For help understanding this we can look to Michael Festing’s work and online tools http://www.3rs-reduction.co.uk/ Specifically, the n we use for determining power is “the smallest uniquely characterized dataset”. If each of the animals in a study is uniquely identified and followed, then the total n and statistical n can indeed be the same. But if I have a cage of 5 mice that are all part of my study, but I do not have any way to track them individually, then statistically my n = 1 cage of mice, not 5 individual mice.

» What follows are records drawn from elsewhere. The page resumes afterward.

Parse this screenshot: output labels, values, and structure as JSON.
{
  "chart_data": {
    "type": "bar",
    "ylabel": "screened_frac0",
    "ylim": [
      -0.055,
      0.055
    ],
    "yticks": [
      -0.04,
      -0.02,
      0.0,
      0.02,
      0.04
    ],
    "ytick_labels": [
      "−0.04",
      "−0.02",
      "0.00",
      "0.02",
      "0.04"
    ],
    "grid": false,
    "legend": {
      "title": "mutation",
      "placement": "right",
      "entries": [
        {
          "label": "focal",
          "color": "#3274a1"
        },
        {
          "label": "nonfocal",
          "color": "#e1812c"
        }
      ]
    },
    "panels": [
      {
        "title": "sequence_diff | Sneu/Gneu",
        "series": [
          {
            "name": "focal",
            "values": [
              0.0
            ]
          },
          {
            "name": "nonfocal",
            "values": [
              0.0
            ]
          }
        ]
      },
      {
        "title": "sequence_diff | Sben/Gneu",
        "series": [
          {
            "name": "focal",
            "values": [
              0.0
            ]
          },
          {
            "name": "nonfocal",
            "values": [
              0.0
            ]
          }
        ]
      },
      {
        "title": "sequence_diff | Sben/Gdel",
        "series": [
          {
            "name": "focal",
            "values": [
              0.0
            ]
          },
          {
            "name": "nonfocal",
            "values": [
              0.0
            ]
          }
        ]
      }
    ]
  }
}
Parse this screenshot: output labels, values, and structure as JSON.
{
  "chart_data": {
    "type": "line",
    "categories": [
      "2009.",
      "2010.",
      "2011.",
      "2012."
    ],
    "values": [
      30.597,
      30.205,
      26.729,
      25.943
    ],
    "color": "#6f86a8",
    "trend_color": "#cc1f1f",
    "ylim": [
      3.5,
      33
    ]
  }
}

This is counter to the 3Rs objectives, since the researcher is using 5, but only getting the statistical power of 1. The smaller the n, the lower the statistical significance.
Michael Festing gives us guidance on this in (amongst many other sources) this ILAR Journal: https://academic.oup.com/ilarjournal/article/43/4/244/981872 Specifically, “The experimental unit should also be the unit of statistical analysis. It must be possible, in principle, to assign any two experimental units to different treatments. For this reason, if the treatment is given in the diet and all animals in the same cage therefore have the same diet, the cage of animals (not the individual animals within the cage) is the experimental unit.”
There is a simple solution to this, and that is to know the unique identity of all animals in your study, so that you can collect data (body weight, calculated dose given, material prep, sample collection, etc.) relative to that specific individual. Individual ID of the animal – be it a tattoo, a tag, or some digital identifier (RFID) allows you to know each individual on study. (It even allows you to house mice from different treatment groups in the same cage to standardize environmental factors!)
I often hear the retort “but all the animals in a cage get the same treatment. They are part of the same group, they got the same dose, so I don’t need to know one from another within that cage.” With this justification not to ID the mice, you are saving a small identification cost at the expense of a reduction in statistical power. It’s not worth it. IACUC’s, Peer Reviewers, Journals, even granting officials need to ask a simple question: Will the study be conducted in such a way that identity of each individual will be known throughout the study, to assure the integrity of the Experimental Unit and proper statistical calculations? Because use of incorrect statistical formulae leads to uncertainty of results, and we enter the Reproducibility Crisis.